The star J1249+36 was identified by some of the more than 80 thousand volunteers of the “Backyard Worlds: Planet 9” project, who analyze data collected by NASA’s Wide-field Infrared Survey Explorer (WISE) mission over the last 14 years. Volunteers report moving objects in the data, and when enough people report the same object, astronomers step in to investigate further.
The initially estimated speed of J1249+36, around 600 km/s, is such as to allow it to escape the gravity of the Milky Way, classifying it as a potential hyperfast star. To better understand the nature of this object, Burgasser used the W. M. Keck Observatory on Maunakea, Hawaii, to measure its infrared spectrum. The data revealed that it is an L-type subdwarf, a class of star with very low mass and temperature, representing some of the oldest stars in the galaxy.
Origin of the hypervelocity star
Scientists explored two possible scenarios to explain J1249+36’s unusual trajectory. In the first scenario, the star may have been the low-mass companion of a white dwarf, ejected at great speed following the white dwarf’s explosion as a supernova. In this case, the white dwarf would have been destroyed and the companion released, flying away at its original orbital speed plus an additional boost.

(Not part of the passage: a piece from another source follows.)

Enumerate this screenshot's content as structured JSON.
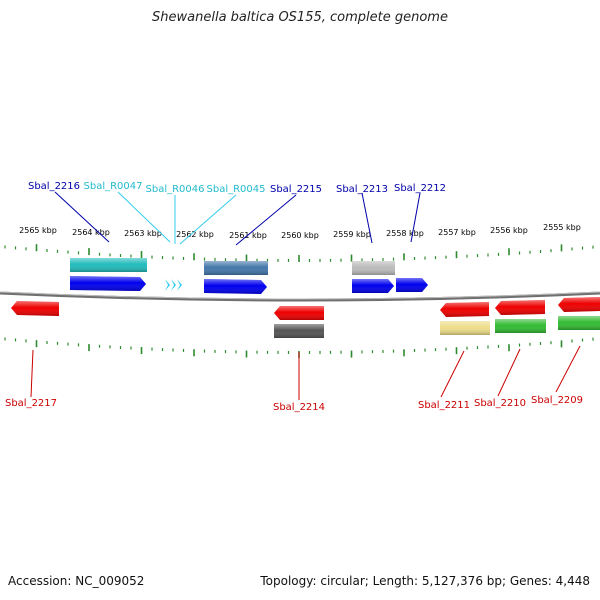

In the second scenario, J1249+36 could come from a globular cluster, a gravitationally bound group of stars. In these clusters, black holes can form binary systems and, through complex interactions, eject stars at great speeds. Kyle Kremer, an assistant professor at UC San Diego, ran simulations showing how these dynamics could eject a low-mass subdwarf on a trajectory similar to that observed for J1249+36.
To determine which of these scenarios or what other mechanism could explain J1249+36’s trajectory, scientists hope to look more closely at its elemental composition. If the star had been “polluted” by a supernova, it would show a distinctive chemical signature. Similarly, stars in the Milky Way’s globular clusters and satellite galaxies have specific abundance patterns that could reveal the origin of J1249+36.
The discovery of J1249+36 offers new opportunities to better understand the history and dynamics of the Milky Way. Whether its journey was caused by a supernova, an encounter with a binary system of black holes, or another scenario, the hypervelocity star represents a fascinating phenomenon for astronomers.